In response to the MEMS development and application trend, AST has since launched a series of exclusive MEMS process equipment, which consist of ICP-RIE equipment, PECVD equipment, Sputter equipment, E-Beam Evaporator equipment and the like, all are intended to enhance the local MEMS processing industry with an extra competitive edge.

In general, with its fabrication taking to physical micro process and surface micro process, there could be substantial disparity in micro structure and surface characteristics among the two major materials groups used for fabricating silica wafer MEMS sensor components in that there is more than the dimensional variations but also varied dimensions in structural material and varied processes in MEMS processes. Or even varied MEMS processes could lead to significant disparity arisen from a materials electrical property and mechanical property. For instance, there are distinguishable differences on the synthesis of an identical material using the PECVD and SiO2 processes in terms of their eventual dielectric, mechanical strength and residual stress are concerned.
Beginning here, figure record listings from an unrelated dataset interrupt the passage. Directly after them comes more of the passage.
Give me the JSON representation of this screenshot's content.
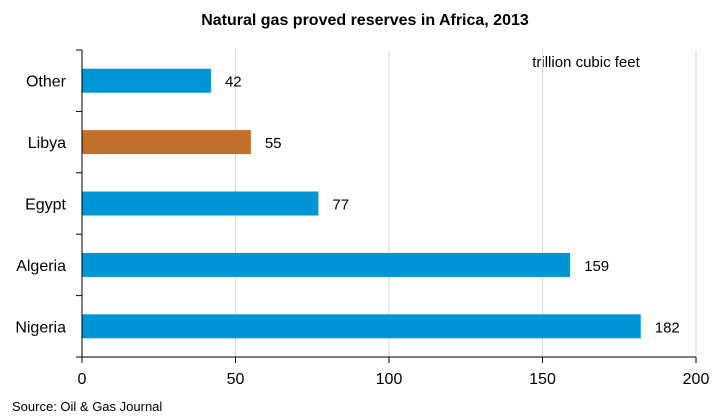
{
  "chart_data": {
    "type": "bar",
    "orientation": "horizontal",
    "title": "Natural gas proved reserves in Africa, 2013",
    "unit_label": "trillion cubic feet",
    "xlabel": "",
    "ylabel": "",
    "xlim": [
      0,
      200
    ],
    "xticks": [
      0,
      50,
      100,
      150,
      200
    ],
    "grid": true,
    "categories": [
      "Other",
      "Libya",
      "Egypt",
      "Algeria",
      "Nigeria"
    ],
    "values": [
      42,
      55,
      77,
      159,
      182
    ],
    "colors": [
      "#0096d6",
      "#c0702a",
      "#0096d6",
      "#0096d6",
      "#0096d6"
    ],
    "source": "Source: Oil & Gas Journal"
  },
  "colors": {
    "primary": "#0096d6",
    "highlight": "#c0702a",
    "grid": "#d9d9d9",
    "axis": "#000000"
  }
}
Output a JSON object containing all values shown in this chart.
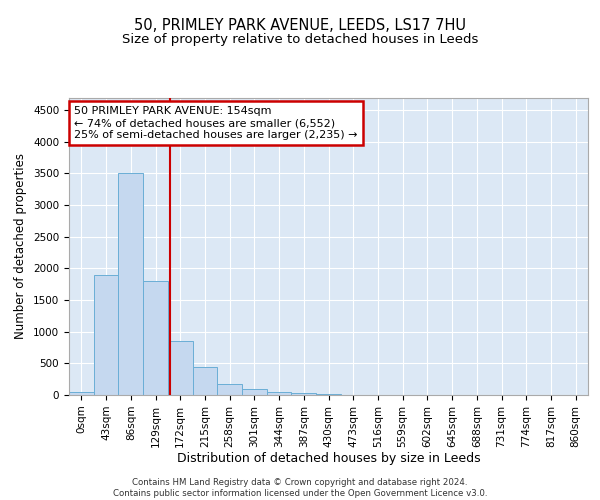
{
  "title1": "50, PRIMLEY PARK AVENUE, LEEDS, LS17 7HU",
  "title2": "Size of property relative to detached houses in Leeds",
  "xlabel": "Distribution of detached houses by size in Leeds",
  "ylabel": "Number of detached properties",
  "bar_labels": [
    "0sqm",
    "43sqm",
    "86sqm",
    "129sqm",
    "172sqm",
    "215sqm",
    "258sqm",
    "301sqm",
    "344sqm",
    "387sqm",
    "430sqm",
    "473sqm",
    "516sqm",
    "559sqm",
    "602sqm",
    "645sqm",
    "688sqm",
    "731sqm",
    "774sqm",
    "817sqm",
    "860sqm"
  ],
  "bar_heights": [
    50,
    1900,
    3500,
    1800,
    850,
    450,
    175,
    90,
    50,
    25,
    15,
    5,
    3,
    2,
    1,
    1,
    0,
    0,
    0,
    0,
    0
  ],
  "bar_color": "#c5d8ef",
  "bar_edgecolor": "#6aaed6",
  "vline_x": 3.58,
  "vline_color": "#cc0000",
  "annotation_text": "50 PRIMLEY PARK AVENUE: 154sqm\n← 74% of detached houses are smaller (6,552)\n25% of semi-detached houses are larger (2,235) →",
  "annotation_box_color": "#cc0000",
  "ylim": [
    0,
    4700
  ],
  "yticks": [
    0,
    500,
    1000,
    1500,
    2000,
    2500,
    3000,
    3500,
    4000,
    4500
  ],
  "footer": "Contains HM Land Registry data © Crown copyright and database right 2024.\nContains public sector information licensed under the Open Government Licence v3.0.",
  "bg_color": "#dce8f5",
  "title1_fontsize": 10.5,
  "title2_fontsize": 9.5,
  "tick_fontsize": 7.5,
  "ylabel_fontsize": 8.5,
  "xlabel_fontsize": 9,
  "annot_fontsize": 8
}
Below provides an in-depth account on plasma process equipment and related processes, including the inductively coupled plasma reactive ion etching (ICP-RIE process) and the plasma-enhanced chemical vapor deposition SiC PECVD process equipment.

First, the technical development of the Inductively Coupled Plasma Reactive Ion Etching (ICP-RIE)centers around adopting a surface process design via a physical process, in which tow alternative work cycles are incorporated to etch and insulate the surface. While C4F8 is used to seal the sides to present sideway etching, SF6 is then used for nonlinear etching in a repetitive manner, hence be able to etch out several hundred micrometers in depth at an equivalent height-width ratio in a matter of hours

In addition, how the MEMS system provides a greater application potential in more stringent settings in that the current standard material of Si has not been truly ideal to apply in heat and chemically volatile setting also puts the application of MEMS ever more important in terms of locating suitable alternative materials. Of which, SiC, a highly inert material against reactionary volatility and at a higher energy scale than Si alone, also makes it suitable in power electronics applications, and has a significant development potential in the mechanical and electrical fields.

Although a lower production means using PECVD PECVD for fabricating SiC membrane, in which plasma-enhanced reactionary dispersion allows such chemical process be conducted at low temperature, a major hindrance arisen from substantial internal stress due to a low surface diffusion created at low temperature to lead to cracking as the thickness of SiC deposition membrane becomes excessive (50 ~ 60μm) would have to be overcome. As to SiC surface bonding process, it can be obtain through incorporating a reverse target defined for an Si substrate on an ICP-RIE equipment, together with a PECVD equipment that deposits SiC on the silica target before finally having the etching liquid rinsed off.